I just updated to 10.4.3, and after the first reboot Little Snitch reported a network request by Dock.app to apple.com -- something which had never happened before. The first time I let it slip, but the second request came when I opened Dashboard for the first time, and this time I started tcpdump before granting access.
Among the expected traffic (updating the weather forecast) was a rather unusual request:
22:19:57.059318 IP (tos 0x0, ttl 64, id 27097, offset 0, flags [DF], length: 147) 192.168.0.4.50428 > www.apple.com.http: P [tcp sum ok] 1:108(107) ack 1 win 65535 0x0000: ..[.q>..$..^..E. 0x0010: ..i.@.@......... 0x0020: .[...P..B.N.fvP. 0x0030: ...\..GET./widge 0x0040: ts/widget.info.H 0x0050: TTP/1.1..User-Ag 0x0060: ent:.CFNetwork/1 0x0070: 0.4.3..Connectio 0x0080: n:.close..Host:. 0x0090: www.apple.com... 0x00a0: .
...i.e., an HTTP request for http://www.apple.com/widgets/widget.info, with a user agent of CFNetwork/10.4.3 (CFNetwork is Apple's new networking API introduced with OS X 10.4). The requested plain-text document is as succinct as it is weird:
...and that, as far as I can see, was the full conversation. (I've omitted the reply's HTTP headers as they contain nothing unusual.)
This conversation contains no identifying information, no serial numbers or unique identifiers apart from my IP address, so I'm not really worried about my privacy. And as a Mac user you quickly get accustomed to applications phoning home. But still, usually this happens to check for application updates, so this seemingly senseless request is a bit unordinary, even more so coming from an Apple application.
I'm not really clear about what this means -- at the very least Apple at some point in the near past chose to be notified of certain user actions; maybe they simply want to monitor how often their Dashboard service is used, and in which countries.

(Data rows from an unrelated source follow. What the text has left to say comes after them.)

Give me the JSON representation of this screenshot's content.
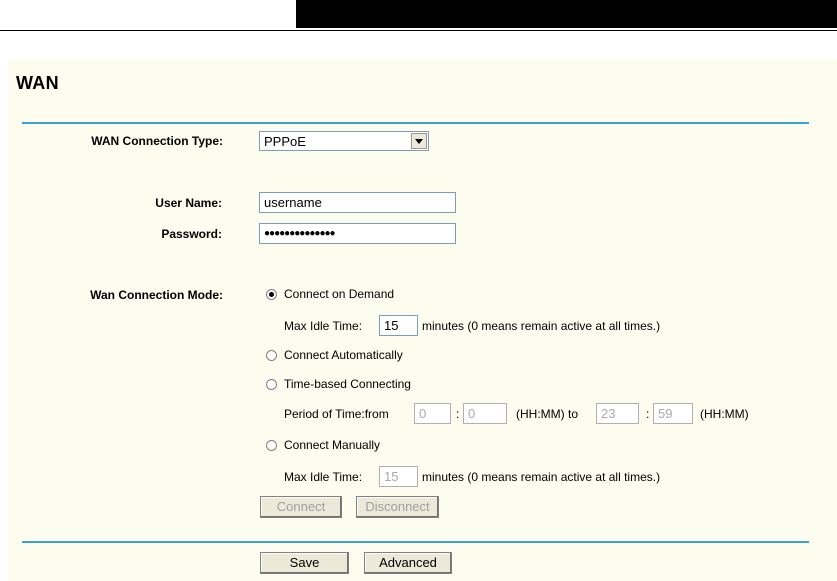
{
  "page": {
    "title": "WAN"
  },
  "form": {
    "connection_type_label": "WAN Connection Type:",
    "connection_type_value": "PPPoE",
    "username_label": "User Name:",
    "username_value": "username",
    "password_label": "Password:",
    "password_value": "●●●●●●●●●●●●●●",
    "mode_label": "Wan Connection Mode:",
    "modes": [
      {
        "label": "Connect on Demand",
        "selected": true
      },
      {
        "label": "Connect Automatically",
        "selected": false
      },
      {
        "label": "Time-based Connecting",
        "selected": false
      },
      {
        "label": "Connect Manually",
        "selected": false
      }
    ],
    "demand_idle_label": "Max Idle Time:",
    "demand_idle_value": "15",
    "demand_idle_suffix": "minutes (0 means remain active at all times.)",
    "period_label": "Period of Time:from",
    "period_from_hh": "0",
    "period_sep1": ":",
    "period_from_mm": "0",
    "period_to_label": "(HH:MM) to",
    "period_to_hh": "23",
    "period_sep2": ":",
    "period_to_mm": "59",
    "period_end_label": "(HH:MM)",
    "manual_idle_label": "Max Idle Time:",
    "manual_idle_value": "15",
    "manual_idle_suffix": "minutes (0 means remain active at all times.)",
    "connect_button": "Connect",
    "disconnect_button": "Disconnect"
  },
  "footer": {
    "save_button": "Save",
    "advanced_button": "Advanced"
  },
  "colors": {
    "panel_bg": "#fcfcef",
    "rule": "#3aa3d6"
  }
}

But as long as I have no immediate benefit from this transaction I'd like to have a choice to disable these requests, so I started searching for a preference to turn them off -- but there seems to be no plist file that contains the requested URL string, and the Dashboard application doesn't contain it either, nor do the two widgets I use (Apple's weather widget and Widget Machine's Flip Clock). In the end I found the string hard coded in the Dock.app binary:
/System/Library/CoreServices/Dock.app/Contents/MacOS $ strings Dock | grep widget.info http://www.apple.com/widgets/widget.info
There seems to be little information on this on the web -- a Google search leads to a short discussion in the MacMod forum which more or less documents exactly the same, and at least shows that other people have found this on their systems as well (notably also by having Little Snitch running in the background). And that's about it.
I'd like to document the circumstances under which this kind of traffic occurs, so contact me or write a comment if you find additional information -- e.g. it would be interesting to know if this has been introduced with 10.4.3, so if you haven't updated yet you could check if your Dock binary also contains the same URL.
(By the way, other strings you can find in the Dock binary: "Bunny Rabbit", and "Dashboard: delete widget thread could not create timer. You are hosed".)